Lusso sulle ali, cambia il viaggio in prima classe

Elena Jemmallo

Caviale e champagne sulla Parigi-New York sono già storia. Il lusso in volo oggi è tutt'altro. È ad esempio prendere un aereo discoteca, con tanto di luci stroboscopiche, deejay che ti saluta all'entrata al posto dell'assistente di volo. Dentro, tolti i sedili e i corridoi strettissimi, una pista da ballo, poltroncine e bar. E naturalmente, amplificatori in ogni angolo. Così i nottambuli cominciano a ballare in un locale a Sydney e finiscono a Melbourne. L'idea è del Ministry of Sound, celebre locale e omonima etichetta discografica inglese, che qualche anno fa era anche passato dai progetti sulla carta all'azione, facendo un'offerta per l'acquisto di quattro jet dalla compagnia aerea Ansett. Non è andata benissimo: la Ansett, un tempo la seconda compagnia aerea per importanza e traffico in Australia, finì in amministrazione controllata.
Lasciando da parte le avventure del popolo delle discoteche itineranti, la first class degli aerei moderni (e di quelli dell'immediato futuro) sono qualcosa di molto diverso dai Grand hotel a cinque stelle che volavano sui cieli europei e americani negli anni Cinquanta e Sessanta. A raccontare il cambiamento è una ricerca, condotta da Eurisko e Lavazza, che dopo essere salita sugli aerei delle principali compagnie occidentali e orientali, racconta i diversi standard di lusso e come sono cambiati in mezzo secolo di storia. Cinquant'anni fa, il periodo d'oro della first, il viaggiatore era fisicamente isolato dai passeggeri della categoria economy. Ad esempio sui modelli Caravelle erano divisi da una porta, mentre sul Boeing 747 la first era addirittura al secondo piano, accessibile solo attraverso una scala a chiocciola. Si regalavano gadget costosi e firmati e gli aerei erano dotati dei più diversi accessori.

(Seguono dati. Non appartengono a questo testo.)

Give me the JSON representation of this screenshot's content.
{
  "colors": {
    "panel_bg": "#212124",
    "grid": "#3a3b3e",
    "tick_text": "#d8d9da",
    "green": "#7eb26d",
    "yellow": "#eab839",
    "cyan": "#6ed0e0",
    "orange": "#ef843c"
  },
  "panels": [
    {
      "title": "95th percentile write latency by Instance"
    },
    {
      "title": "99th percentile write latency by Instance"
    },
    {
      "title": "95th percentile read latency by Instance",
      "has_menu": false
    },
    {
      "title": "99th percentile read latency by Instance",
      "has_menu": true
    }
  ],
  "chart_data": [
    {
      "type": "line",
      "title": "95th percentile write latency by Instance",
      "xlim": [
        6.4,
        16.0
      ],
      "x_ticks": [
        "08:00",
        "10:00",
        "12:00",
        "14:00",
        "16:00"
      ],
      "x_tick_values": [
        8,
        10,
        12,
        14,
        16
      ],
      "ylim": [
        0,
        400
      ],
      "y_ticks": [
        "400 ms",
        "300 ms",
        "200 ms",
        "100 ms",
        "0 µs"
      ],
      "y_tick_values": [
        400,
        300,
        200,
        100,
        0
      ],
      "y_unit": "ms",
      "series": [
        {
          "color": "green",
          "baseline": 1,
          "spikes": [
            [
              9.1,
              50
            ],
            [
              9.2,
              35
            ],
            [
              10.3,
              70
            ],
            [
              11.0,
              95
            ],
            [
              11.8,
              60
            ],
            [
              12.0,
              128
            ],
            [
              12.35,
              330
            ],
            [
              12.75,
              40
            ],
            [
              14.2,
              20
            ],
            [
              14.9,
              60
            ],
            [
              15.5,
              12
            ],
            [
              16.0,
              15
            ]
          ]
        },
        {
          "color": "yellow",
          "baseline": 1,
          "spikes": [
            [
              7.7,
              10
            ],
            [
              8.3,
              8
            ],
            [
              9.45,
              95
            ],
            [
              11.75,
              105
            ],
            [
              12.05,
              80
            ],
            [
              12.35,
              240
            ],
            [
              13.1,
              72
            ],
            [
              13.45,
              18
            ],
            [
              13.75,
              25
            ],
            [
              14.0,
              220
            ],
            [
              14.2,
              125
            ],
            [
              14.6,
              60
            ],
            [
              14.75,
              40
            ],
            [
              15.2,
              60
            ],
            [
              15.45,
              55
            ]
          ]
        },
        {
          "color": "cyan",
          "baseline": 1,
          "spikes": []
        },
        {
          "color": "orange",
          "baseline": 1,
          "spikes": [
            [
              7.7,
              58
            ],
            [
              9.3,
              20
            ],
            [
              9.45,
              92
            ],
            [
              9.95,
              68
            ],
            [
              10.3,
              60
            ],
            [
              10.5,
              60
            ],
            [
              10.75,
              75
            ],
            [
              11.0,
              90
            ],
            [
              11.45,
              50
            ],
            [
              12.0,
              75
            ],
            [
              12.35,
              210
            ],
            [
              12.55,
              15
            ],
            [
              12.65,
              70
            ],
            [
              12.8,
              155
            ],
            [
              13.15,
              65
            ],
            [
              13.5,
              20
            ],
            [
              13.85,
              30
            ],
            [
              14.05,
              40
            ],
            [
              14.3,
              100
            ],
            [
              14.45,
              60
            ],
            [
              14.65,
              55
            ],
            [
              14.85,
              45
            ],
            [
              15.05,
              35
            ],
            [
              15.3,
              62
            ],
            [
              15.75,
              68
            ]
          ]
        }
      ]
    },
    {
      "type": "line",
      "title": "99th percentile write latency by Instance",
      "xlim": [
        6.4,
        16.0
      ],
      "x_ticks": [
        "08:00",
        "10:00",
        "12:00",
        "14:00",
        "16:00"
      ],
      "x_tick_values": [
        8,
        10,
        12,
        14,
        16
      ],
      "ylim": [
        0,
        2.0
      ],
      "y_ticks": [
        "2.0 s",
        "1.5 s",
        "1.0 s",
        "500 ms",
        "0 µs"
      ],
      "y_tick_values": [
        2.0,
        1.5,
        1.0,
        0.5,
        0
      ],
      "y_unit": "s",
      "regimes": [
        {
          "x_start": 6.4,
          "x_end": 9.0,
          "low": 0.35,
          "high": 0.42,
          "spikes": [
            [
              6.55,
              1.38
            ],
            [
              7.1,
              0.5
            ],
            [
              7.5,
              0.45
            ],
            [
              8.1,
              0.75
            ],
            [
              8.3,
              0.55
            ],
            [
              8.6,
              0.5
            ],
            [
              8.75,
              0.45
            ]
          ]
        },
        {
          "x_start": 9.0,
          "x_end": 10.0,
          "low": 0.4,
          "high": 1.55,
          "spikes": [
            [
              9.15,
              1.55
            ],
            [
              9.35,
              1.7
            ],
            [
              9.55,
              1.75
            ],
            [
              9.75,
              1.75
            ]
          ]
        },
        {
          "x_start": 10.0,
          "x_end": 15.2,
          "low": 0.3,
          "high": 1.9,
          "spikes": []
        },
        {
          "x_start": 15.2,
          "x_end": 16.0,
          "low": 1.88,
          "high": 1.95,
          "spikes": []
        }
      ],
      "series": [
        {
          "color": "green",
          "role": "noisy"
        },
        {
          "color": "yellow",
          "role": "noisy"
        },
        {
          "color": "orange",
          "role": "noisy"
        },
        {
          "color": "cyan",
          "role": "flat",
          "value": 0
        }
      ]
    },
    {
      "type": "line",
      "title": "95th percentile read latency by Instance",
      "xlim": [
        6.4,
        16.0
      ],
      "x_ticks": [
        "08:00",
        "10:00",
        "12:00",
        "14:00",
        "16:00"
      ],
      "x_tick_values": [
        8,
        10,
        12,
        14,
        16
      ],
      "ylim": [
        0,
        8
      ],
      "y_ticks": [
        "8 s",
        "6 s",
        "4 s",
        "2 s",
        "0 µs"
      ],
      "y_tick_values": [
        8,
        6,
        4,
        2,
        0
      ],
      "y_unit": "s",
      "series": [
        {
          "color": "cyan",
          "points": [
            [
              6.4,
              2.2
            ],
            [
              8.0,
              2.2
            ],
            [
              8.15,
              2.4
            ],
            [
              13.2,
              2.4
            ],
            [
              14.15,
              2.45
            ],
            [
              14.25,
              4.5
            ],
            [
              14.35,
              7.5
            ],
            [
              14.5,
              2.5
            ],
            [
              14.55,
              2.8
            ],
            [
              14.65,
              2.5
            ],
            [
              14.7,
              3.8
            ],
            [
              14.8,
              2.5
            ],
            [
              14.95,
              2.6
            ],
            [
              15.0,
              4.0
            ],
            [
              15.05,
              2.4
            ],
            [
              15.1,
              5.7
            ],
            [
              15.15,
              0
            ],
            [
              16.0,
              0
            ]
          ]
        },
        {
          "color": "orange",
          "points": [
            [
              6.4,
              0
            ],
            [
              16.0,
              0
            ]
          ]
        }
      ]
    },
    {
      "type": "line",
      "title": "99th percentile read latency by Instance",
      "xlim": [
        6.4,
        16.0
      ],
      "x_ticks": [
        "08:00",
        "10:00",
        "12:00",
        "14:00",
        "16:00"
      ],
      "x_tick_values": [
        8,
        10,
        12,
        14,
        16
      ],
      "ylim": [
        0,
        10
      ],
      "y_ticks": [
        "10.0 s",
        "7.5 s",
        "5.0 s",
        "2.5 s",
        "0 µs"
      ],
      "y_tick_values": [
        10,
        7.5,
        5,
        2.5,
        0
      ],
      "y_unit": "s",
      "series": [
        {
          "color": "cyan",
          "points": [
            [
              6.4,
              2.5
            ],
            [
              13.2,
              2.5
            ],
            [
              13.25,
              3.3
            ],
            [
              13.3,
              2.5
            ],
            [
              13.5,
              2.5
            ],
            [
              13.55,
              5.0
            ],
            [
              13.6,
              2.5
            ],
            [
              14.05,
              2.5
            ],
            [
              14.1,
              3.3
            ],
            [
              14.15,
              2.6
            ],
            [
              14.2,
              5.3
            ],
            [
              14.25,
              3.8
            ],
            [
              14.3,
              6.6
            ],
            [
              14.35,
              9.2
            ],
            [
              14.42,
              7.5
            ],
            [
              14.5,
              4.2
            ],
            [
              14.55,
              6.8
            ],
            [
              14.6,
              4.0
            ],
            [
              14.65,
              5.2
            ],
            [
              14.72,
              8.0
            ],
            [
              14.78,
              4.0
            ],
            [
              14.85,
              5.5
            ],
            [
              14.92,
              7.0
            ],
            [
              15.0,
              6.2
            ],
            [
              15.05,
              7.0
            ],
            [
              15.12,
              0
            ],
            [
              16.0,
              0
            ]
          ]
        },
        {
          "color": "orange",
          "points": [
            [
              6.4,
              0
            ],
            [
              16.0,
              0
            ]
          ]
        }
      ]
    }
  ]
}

Basti pensare che Alitalia per la prima classe imbarcava 142 piatti di porcellana, una dozzina di piatti colorati per bambini, 435 posate, 146 coperte, 150 babbucce e altri 10mila oggetti tra tazzine di sakè, saliere, medicine, biberons, carte da gioco. Per il cibo, il menu era à la carte e i piatti venivano cucinati dai migliori chef della città. La Pan American, ad esempio, per accontentare i clienti di prima classe si serviva al Chez Maxim’s di Parigi. E ogni viaggio era un evento: per l’inaugurazione del mitico 747 Frank Sinatra, ospite d’onore del volo, dedicò un’esibizione live al pianoforte di Come fly with me.
Oggi tutto questo suonerebbe un po’ eccessivo. Un po’ perché volare non è più una prerogativa di pochi, ma un mezzo di trasporto accessibile a molti. Per cui il businessman con biglietto in prima si trova a viaggiare solo qualche metro più avanti del turista in infradito. E poi anche perché le esigenze di chi viaggia sono ora molto diverse. Più che un intrattenimento il passeggero vuole guadagnare il tempo del volo, rendendolo produttivo: riposare come se fosse nel proprio letto, avere uno spazio per prendere il caffè, uno per cene e incontri di lavoro, un altro ancora per poter scegliere e godersi un libro o un dvd. La sfida del futuro? Attrezzare gli aerei per essere, oltre a dei veri e propri uffici, anche delle beauty-farm.

Naufragata l’idea della discoteca itinerante, l’ultima frontiera sarà il massaggio in volo.